The beauty of simulation is in its simplicity and efficiency. With simulation, businesses can test many different delivery configurations in a virtual, isolated environment without restructuring or disturbing existing processes.

Next steps

Before undertaking any major changes, it is important to understand what software delivery is and why it is valuable. The practices of DevOps are also worth attention because they underly modern software delivery. Once the basics are covered, businesses can plan their transition to DevOps. At the same time, businesses can start considering using software delivery simulation to accelerate and facilitate the adoption of DevOps greatly.
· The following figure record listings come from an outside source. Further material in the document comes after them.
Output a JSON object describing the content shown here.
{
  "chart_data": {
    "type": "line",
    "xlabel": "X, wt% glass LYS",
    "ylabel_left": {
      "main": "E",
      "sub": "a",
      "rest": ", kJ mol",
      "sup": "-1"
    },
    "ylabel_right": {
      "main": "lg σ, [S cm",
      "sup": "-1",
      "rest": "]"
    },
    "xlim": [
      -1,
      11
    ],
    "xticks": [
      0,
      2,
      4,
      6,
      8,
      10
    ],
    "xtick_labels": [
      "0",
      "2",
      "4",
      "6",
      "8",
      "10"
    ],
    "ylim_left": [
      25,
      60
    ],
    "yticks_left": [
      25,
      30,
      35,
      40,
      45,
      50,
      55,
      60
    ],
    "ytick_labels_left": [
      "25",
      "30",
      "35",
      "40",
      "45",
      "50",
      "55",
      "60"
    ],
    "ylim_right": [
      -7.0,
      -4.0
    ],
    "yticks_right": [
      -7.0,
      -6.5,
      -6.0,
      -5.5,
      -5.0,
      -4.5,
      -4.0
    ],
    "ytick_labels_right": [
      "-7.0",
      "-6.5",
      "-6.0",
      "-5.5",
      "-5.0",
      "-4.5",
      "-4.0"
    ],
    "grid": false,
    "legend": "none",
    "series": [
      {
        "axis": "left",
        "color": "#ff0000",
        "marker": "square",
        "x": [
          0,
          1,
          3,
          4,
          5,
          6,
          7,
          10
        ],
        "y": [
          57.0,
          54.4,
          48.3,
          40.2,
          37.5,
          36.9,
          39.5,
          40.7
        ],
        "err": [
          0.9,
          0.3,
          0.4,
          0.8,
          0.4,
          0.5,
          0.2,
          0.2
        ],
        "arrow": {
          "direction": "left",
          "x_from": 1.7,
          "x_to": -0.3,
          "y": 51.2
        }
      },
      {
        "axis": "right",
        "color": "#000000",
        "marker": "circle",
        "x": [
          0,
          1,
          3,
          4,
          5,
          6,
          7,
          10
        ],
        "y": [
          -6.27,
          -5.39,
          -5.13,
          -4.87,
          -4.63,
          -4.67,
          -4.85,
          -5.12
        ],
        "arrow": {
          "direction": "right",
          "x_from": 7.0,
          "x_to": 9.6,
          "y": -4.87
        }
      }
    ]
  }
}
If the team needs to exercise its wings even more, then why not have fun and embark upon serious games and online simulations that will help familiarize your team with DevOps:

  1. Build-Run-Improve-Repeat: DevOps Simulation,
  2. DevOps Culture Simulation (with Lego, Chocolate and Scrum Game),
  3. DevOps Expansion Pack for Agile Self-assessment Game,
  4. DevOps Simulations – The Phoenix Project,
  5. Find the Bug! – Project,
  6. ToolStackers: A Boardgame for SE Education, and
  7. YATA - A DevOps Game.


Bahrs, P.G. (2019). Adopting the IBM DevOps approach for continuous software delivery: Adoption paths and the DevOps maturity model. IBM.

Mathew, S., & Varia, J. (2014). Overview of Amazon Web Services. Amazon Whitepapers.

Mohanan, R. (2021, August 26). What Is DevOps Lifecycle? Definition, Key Components, and Management Best Practices. Toolbox Tech.

Sharma, S. (2017). The DevOps adoption playbook: a guide to adopting DevOps in a multi-speed IT enterprise. John Wiley & Sons.